If I'm in the changing rooms and the players are having showers then I will probably leave them to it a bit more than a male doctor would. If we're at home then I'll stay in the medical room, but if we're away then I make sure I give them some room. At the end of the day I'm a doctor and I've seen it all before and I'm sure they're not bothered, but I try to be sensitive to the situation.
The atmosphere here is fantastic. As a woman, you've got to be able to be one of the lads and I think that there are female doctors who would find it difficult in this situation - there are probably some male doctors who would too! It very much depends on your personality.

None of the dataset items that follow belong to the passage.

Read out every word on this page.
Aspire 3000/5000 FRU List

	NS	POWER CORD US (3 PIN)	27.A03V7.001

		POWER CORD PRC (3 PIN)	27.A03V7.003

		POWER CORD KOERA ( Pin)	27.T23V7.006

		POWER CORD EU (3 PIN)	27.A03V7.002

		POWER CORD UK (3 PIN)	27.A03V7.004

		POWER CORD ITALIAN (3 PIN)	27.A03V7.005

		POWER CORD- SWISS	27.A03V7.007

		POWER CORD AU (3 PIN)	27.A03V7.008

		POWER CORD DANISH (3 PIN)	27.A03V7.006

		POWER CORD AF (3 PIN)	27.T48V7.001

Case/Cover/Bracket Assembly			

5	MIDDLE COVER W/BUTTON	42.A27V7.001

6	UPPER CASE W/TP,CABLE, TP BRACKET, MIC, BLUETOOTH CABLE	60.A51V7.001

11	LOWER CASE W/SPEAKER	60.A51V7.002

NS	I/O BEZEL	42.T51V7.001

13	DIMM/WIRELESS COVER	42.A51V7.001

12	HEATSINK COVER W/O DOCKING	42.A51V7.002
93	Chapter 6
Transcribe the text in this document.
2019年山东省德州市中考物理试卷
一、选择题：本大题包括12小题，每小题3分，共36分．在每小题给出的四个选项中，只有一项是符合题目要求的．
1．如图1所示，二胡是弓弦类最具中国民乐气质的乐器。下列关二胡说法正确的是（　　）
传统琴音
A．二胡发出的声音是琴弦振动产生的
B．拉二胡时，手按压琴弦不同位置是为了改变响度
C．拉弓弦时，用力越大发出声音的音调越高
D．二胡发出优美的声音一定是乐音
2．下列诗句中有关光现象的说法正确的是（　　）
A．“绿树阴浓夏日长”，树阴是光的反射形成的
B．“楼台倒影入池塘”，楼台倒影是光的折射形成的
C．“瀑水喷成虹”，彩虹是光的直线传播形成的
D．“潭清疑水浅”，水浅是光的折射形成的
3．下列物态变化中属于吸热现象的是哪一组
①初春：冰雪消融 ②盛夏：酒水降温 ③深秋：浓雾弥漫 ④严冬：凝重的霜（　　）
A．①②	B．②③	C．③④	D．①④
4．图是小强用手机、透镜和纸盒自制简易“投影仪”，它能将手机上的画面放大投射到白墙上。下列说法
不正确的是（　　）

Would you call yourself a Fulham fan?
I've really got into it since I've been here. My family are all Leicester city supporters so that's where my traditional family loyalties are, and I love watching football, but I wouldn't say that I have supported one team. When you work with players, and you get to know them, then you want them to do well. So now I'm here all I want is for Fulham to do well - I do support them and it makes me happy to see them happy and see their work rewarded and see your own work rewarded, so I always, always want them to win.
What are your hopes for the future for yourself and for Fulham?
I gave up my nice, safe nine-to-five job in a sports medicine clinic with every weekend off, because when I first spoke to the Club they said that they wanted to put together the best medical team in the Premiership. That is my ambition also, and we're still working very hard towards that - we are working on techniques, staff, equipment and everything else. I think that the manager's ambitions are very similar in that he wants to take the Club as far as he possibly can. They've done amazingly well so far, but everybody's ambition is to go a lot further yet. I think that reflects the medical team's aspirations as well - if you want to be the best on the pitch, you have to have the best back up behind the scenes.
As has been said on many occasions before, the ambition at this Club is phenomenal. Charlotte Cowie is one more example of that ambition being put into practice as Fulham Football Club realises its dreams of becoming the best there possibly is.